The effect of reduced temperatures on microstructure development in tensile tested high-manganese steel

Abstract

The current research is part of a project covering several grades of high-manganese steels (20–26 wt% Mn) with different chemical compositions, which were deformed at room and reduced temperatures. In the present paper, the microstructure development is analyzed at the onset of plastic deformation in Fe–Mn–Al–Si steel containing 21.2 wt% Mn. The examination was conducted under conditions of lowering the deformation temperature and aimed to show the influence of reduced temperatures on the occurrence of strain induced phase (martensitic) transformation.The steel samples were subjected to uniaxial deformation in a tensile test at gradually reduced temperatures, starting from 20 °C and then applying the temperatures 0 °C, −50 °C and −150 °C. The present paper includes the analysis of microstructure development and orientation relationships as well as determination of operating deformation mechanisms for samples after 10% of tensile strain.

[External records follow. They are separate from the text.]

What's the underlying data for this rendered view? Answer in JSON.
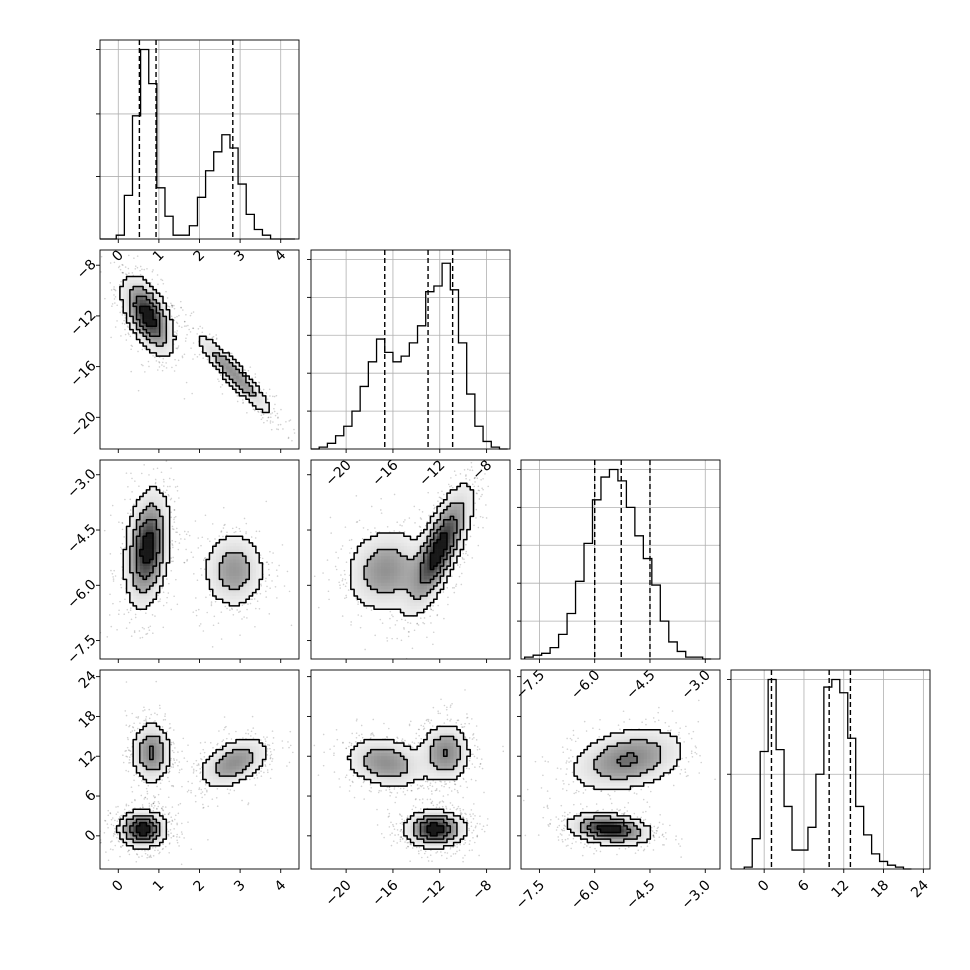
{
  "figure": {
    "background": "#ffffff",
    "frame_color": "#000000",
    "grid_color": "#b0b0b0",
    "quantile_line_style": "dashed",
    "hist_color": "#000000",
    "density_colormap": [
      "#ffffff",
      "#000000"
    ]
  },
  "chart_data": [
    {
      "type": "area",
      "panel": "diag-0",
      "title": "",
      "xlabel": "",
      "ylabel": "",
      "grid": true,
      "xlim": [
        -0.45,
        4.45
      ],
      "ylim": [
        0,
        1.05
      ],
      "x_ticks": [
        "0",
        "1",
        "2",
        "3",
        "4"
      ],
      "x_tick_values": [
        0,
        1,
        2,
        3,
        4
      ],
      "y_tick_values": [
        0.33,
        0.66,
        1.0
      ],
      "y_tick_labels_visible": false,
      "bin_edges": [
        -0.45,
        -0.25,
        -0.05,
        0.15,
        0.35,
        0.55,
        0.75,
        0.95,
        1.15,
        1.35,
        1.55,
        1.75,
        1.95,
        2.15,
        2.35,
        2.55,
        2.75,
        2.95,
        3.15,
        3.35,
        3.55,
        3.75,
        3.95,
        4.15,
        4.35
      ],
      "values": [
        0.0,
        0.0,
        0.02,
        0.23,
        0.65,
        1.0,
        0.82,
        0.27,
        0.12,
        0.02,
        0.02,
        0.07,
        0.22,
        0.36,
        0.46,
        0.55,
        0.48,
        0.29,
        0.13,
        0.05,
        0.02,
        0.0,
        0.0,
        0.0
      ],
      "quantiles": [
        0.52,
        0.93,
        2.82
      ]
    },
    {
      "type": "area",
      "panel": "diag-1",
      "title": "",
      "xlabel": "",
      "ylabel": "",
      "grid": true,
      "xlim": [
        -23.0,
        -6.0
      ],
      "ylim": [
        0,
        1.05
      ],
      "x_ticks": [
        "−20",
        "−16",
        "−12",
        "−8"
      ],
      "x_tick_values": [
        -20,
        -16,
        -12,
        -8
      ],
      "y_tick_values": [
        0.2,
        0.4,
        0.6,
        0.8,
        1.0
      ],
      "y_tick_labels_visible": false,
      "bin_edges": [
        -23.0,
        -22.3,
        -21.6,
        -20.9,
        -20.2,
        -19.5,
        -18.8,
        -18.1,
        -17.4,
        -16.7,
        -16.0,
        -15.3,
        -14.6,
        -13.9,
        -13.2,
        -12.5,
        -11.8,
        -11.1,
        -10.4,
        -9.7,
        -9.0,
        -8.3,
        -7.6,
        -6.9,
        -6.2
      ],
      "values": [
        0.0,
        0.01,
        0.03,
        0.07,
        0.12,
        0.2,
        0.33,
        0.46,
        0.58,
        0.51,
        0.46,
        0.49,
        0.56,
        0.65,
        0.83,
        0.86,
        0.98,
        0.84,
        0.56,
        0.29,
        0.12,
        0.04,
        0.01,
        0.0
      ],
      "quantiles": [
        -16.7,
        -13.0,
        -10.9
      ]
    },
    {
      "type": "area",
      "panel": "diag-2",
      "title": "",
      "xlabel": "",
      "ylabel": "",
      "grid": true,
      "xlim": [
        -8.0,
        -2.6
      ],
      "ylim": [
        0,
        1.05
      ],
      "x_ticks": [
        "−7.5",
        "−6.0",
        "−4.5",
        "−3.0"
      ],
      "x_tick_values": [
        -7.5,
        -6.0,
        -4.5,
        -3.0
      ],
      "y_tick_values": [
        0.2,
        0.4,
        0.6,
        0.8,
        1.0
      ],
      "y_tick_labels_visible": false,
      "bin_edges": [
        -7.9,
        -7.67,
        -7.44,
        -7.21,
        -6.98,
        -6.75,
        -6.52,
        -6.29,
        -6.06,
        -5.83,
        -5.6,
        -5.37,
        -5.14,
        -4.91,
        -4.68,
        -4.45,
        -4.22,
        -3.99,
        -3.76,
        -3.53,
        -3.3,
        -3.07,
        -2.84
      ],
      "values": [
        0.01,
        0.02,
        0.03,
        0.06,
        0.13,
        0.24,
        0.41,
        0.61,
        0.84,
        0.96,
        1.0,
        0.94,
        0.8,
        0.65,
        0.53,
        0.39,
        0.2,
        0.09,
        0.04,
        0.01,
        0.01,
        0.0
      ],
      "quantiles": [
        -6.0,
        -5.28,
        -4.5
      ]
    },
    {
      "type": "area",
      "panel": "diag-3",
      "title": "",
      "xlabel": "",
      "ylabel": "",
      "grid": true,
      "xlim": [
        -5.0,
        25.0
      ],
      "ylim": [
        0,
        1.05
      ],
      "x_ticks": [
        "0",
        "6",
        "12",
        "18",
        "24"
      ],
      "x_tick_values": [
        0,
        6,
        12,
        18,
        24
      ],
      "y_tick_values": [
        0.5,
        1.0
      ],
      "y_tick_labels_visible": false,
      "bin_edges": [
        -3.0,
        -1.8,
        -0.6,
        0.6,
        1.8,
        3.0,
        4.2,
        5.4,
        6.6,
        7.8,
        9.0,
        10.2,
        11.4,
        12.6,
        13.8,
        15.0,
        16.2,
        17.4,
        18.6,
        19.8,
        21.0,
        22.2
      ],
      "values": [
        0.01,
        0.16,
        0.62,
        1.0,
        0.63,
        0.33,
        0.1,
        0.1,
        0.22,
        0.5,
        0.96,
        1.0,
        0.93,
        0.69,
        0.33,
        0.18,
        0.08,
        0.04,
        0.02,
        0.01,
        0.0
      ],
      "quantiles": [
        1.1,
        9.8,
        13.0
      ]
    },
    {
      "type": "heatmap",
      "panel": "pair-0-1",
      "title": "",
      "xlabel": "",
      "ylabel": "",
      "grid": false,
      "xlim": [
        -0.45,
        4.45
      ],
      "ylim": [
        -22.5,
        -6.8
      ],
      "x_ticks": [
        "0",
        "1",
        "2",
        "3",
        "4"
      ],
      "x_tick_labels_visible": false,
      "y_ticks": [
        "−8",
        "−12",
        "−16",
        "−20"
      ],
      "y_tick_values": [
        -8,
        -12,
        -16,
        -20
      ],
      "modes": [
        {
          "cx": 0.73,
          "cy": -12.0,
          "sx": 0.32,
          "sy": 1.55,
          "rho": -0.55,
          "w": 1.0
        },
        {
          "cx": 2.85,
          "cy": -16.6,
          "sx": 0.5,
          "sy": 1.7,
          "rho": -0.93,
          "w": 0.55
        }
      ],
      "contour_levels": [
        0.12,
        0.33,
        0.6,
        0.86
      ]
    },
    {
      "type": "heatmap",
      "panel": "pair-0-2",
      "title": "",
      "xlabel": "",
      "ylabel": "",
      "grid": false,
      "xlim": [
        -0.45,
        4.45
      ],
      "ylim": [
        -8.0,
        -2.6
      ],
      "x_ticks": [
        "0",
        "1",
        "2",
        "3",
        "4"
      ],
      "x_tick_labels_visible": false,
      "y_ticks": [
        "−3.0",
        "−4.5",
        "−6.0",
        "−7.5"
      ],
      "y_tick_values": [
        -3.0,
        -4.5,
        -6.0,
        -7.5
      ],
      "modes": [
        {
          "cx": 0.72,
          "cy": -5.0,
          "sx": 0.28,
          "sy": 0.8,
          "rho": 0.25,
          "w": 1.0
        },
        {
          "cx": 2.85,
          "cy": -5.6,
          "sx": 0.4,
          "sy": 0.55,
          "rho": 0.0,
          "w": 0.5
        }
      ],
      "contour_levels": [
        0.12,
        0.33,
        0.6,
        0.86
      ]
    },
    {
      "type": "heatmap",
      "panel": "pair-0-3",
      "title": "",
      "xlabel": "",
      "ylabel": "",
      "grid": false,
      "xlim": [
        -0.45,
        4.45
      ],
      "ylim": [
        -5.0,
        25.0
      ],
      "x_ticks": [
        "0",
        "1",
        "2",
        "3",
        "4"
      ],
      "x_tick_values": [
        0,
        1,
        2,
        3,
        4
      ],
      "y_ticks": [
        "24",
        "18",
        "12",
        "6",
        "0"
      ],
      "y_tick_values": [
        24,
        18,
        12,
        6,
        0
      ],
      "modes": [
        {
          "cx": 0.82,
          "cy": 12.5,
          "sx": 0.25,
          "sy": 2.4,
          "rho": 0.0,
          "w": 0.62
        },
        {
          "cx": 2.85,
          "cy": 11.0,
          "sx": 0.45,
          "sy": 2.0,
          "rho": 0.45,
          "w": 0.55
        },
        {
          "cx": 0.6,
          "cy": 1.0,
          "sx": 0.3,
          "sy": 1.4,
          "rho": 0.0,
          "w": 1.0
        }
      ],
      "contour_levels": [
        0.12,
        0.33,
        0.6,
        0.86
      ]
    },
    {
      "type": "heatmap",
      "panel": "pair-1-2",
      "title": "",
      "xlabel": "",
      "ylabel": "",
      "grid": false,
      "xlim": [
        -23.0,
        -6.0
      ],
      "ylim": [
        -8.0,
        -2.6
      ],
      "x_ticks": [
        "−20",
        "−16",
        "−12",
        "−8"
      ],
      "x_tick_labels_visible": false,
      "y_ticks": [
        "−3.0",
        "−4.5",
        "−6.0",
        "−7.5"
      ],
      "y_tick_labels_visible": false,
      "modes": [
        {
          "cx": -12.0,
          "cy": -5.0,
          "sx": 1.4,
          "sy": 0.85,
          "rho": 0.75,
          "w": 1.0
        },
        {
          "cx": -16.6,
          "cy": -5.6,
          "sx": 1.8,
          "sy": 0.6,
          "rho": 0.1,
          "w": 0.55
        }
      ],
      "contour_levels": [
        0.12,
        0.33,
        0.6,
        0.86
      ]
    },
    {
      "type": "heatmap",
      "panel": "pair-1-3",
      "title": "",
      "xlabel": "",
      "ylabel": "",
      "grid": false,
      "xlim": [
        -23.0,
        -6.0
      ],
      "ylim": [
        -5.0,
        25.0
      ],
      "x_ticks": [
        "−20",
        "−16",
        "−12",
        "−8"
      ],
      "x_tick_values": [
        -20,
        -16,
        -12,
        -8
      ],
      "y_ticks": [
        "24",
        "18",
        "12",
        "6",
        "0"
      ],
      "y_tick_labels_visible": false,
      "modes": [
        {
          "cx": -11.5,
          "cy": 12.5,
          "sx": 1.1,
          "sy": 2.3,
          "rho": 0.0,
          "w": 0.6
        },
        {
          "cx": -16.6,
          "cy": 11.0,
          "sx": 1.8,
          "sy": 2.0,
          "rho": -0.2,
          "w": 0.55
        },
        {
          "cx": -12.4,
          "cy": 1.0,
          "sx": 1.3,
          "sy": 1.4,
          "rho": 0.0,
          "w": 1.0
        }
      ],
      "contour_levels": [
        0.12,
        0.33,
        0.6,
        0.86
      ]
    },
    {
      "type": "heatmap",
      "panel": "pair-2-3",
      "title": "",
      "xlabel": "",
      "ylabel": "",
      "grid": false,
      "xlim": [
        -8.0,
        -2.6
      ],
      "ylim": [
        -5.0,
        25.0
      ],
      "x_ticks": [
        "−7.5",
        "−6.0",
        "−4.5",
        "−3.0"
      ],
      "x_tick_values": [
        -7.5,
        -6.0,
        -4.5,
        -3.0
      ],
      "y_ticks": [
        "24",
        "18",
        "12",
        "6",
        "0"
      ],
      "y_tick_labels_visible": false,
      "modes": [
        {
          "cx": -5.1,
          "cy": 11.5,
          "sx": 0.8,
          "sy": 2.5,
          "rho": 0.3,
          "w": 0.62
        },
        {
          "cx": -5.6,
          "cy": 1.0,
          "sx": 0.55,
          "sy": 1.2,
          "rho": -0.25,
          "w": 1.0
        }
      ],
      "contour_levels": [
        0.12,
        0.33,
        0.6,
        0.86
      ]
    }
  ]
}
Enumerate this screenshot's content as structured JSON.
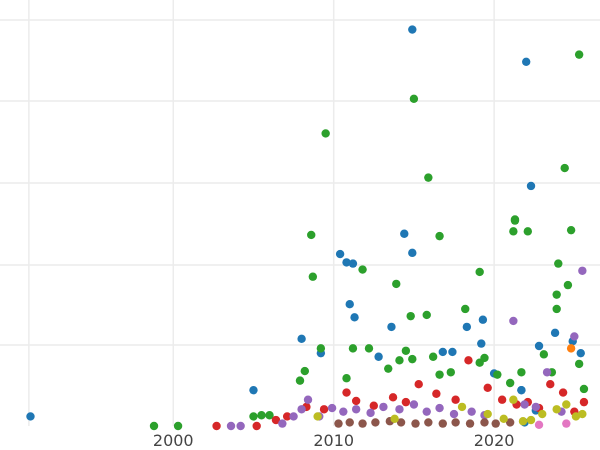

The main part of the research was carried out by means of scanning electron microscopy (SEM), using the method of electron back-scatter diffraction (EBSD).The carried out analysis indicates that within the range of small strains the mechanism controlling deformation behavior of high-manganese steel Fe–21Mn–3Al–3Si was slip of partial dislocations. This was immediately followed by the occurrence of strain induced phase transformation γ (fcc) → ε (hcp) and then locally ε (hcp) → α' (bcc). With decreasing deformation temperature a noticeable increase of the volume fraction of the martensitic phases was observed, first of all the ε-phase and to a much lesser extent α′-martensite. The ε-martensite appeared on the background of a deformed austenite initially in the form of relatively narrow bands. The α′-martensite was formed predominantly at the intersections of the ε-bands. An interesting result, however, is the fact that numerous places were also found where α′-martensite was formed in single set of parallel ε-phase bands. The preferential crystallographic orientation relations (ORs) between the γ-austenite and the strain induced ε- and α′- phases were successively followed, showing first of all the appearance of Shoji-Nishiyama (S–N) and Kurdjumov-Sachs (K–S) ORs respectively.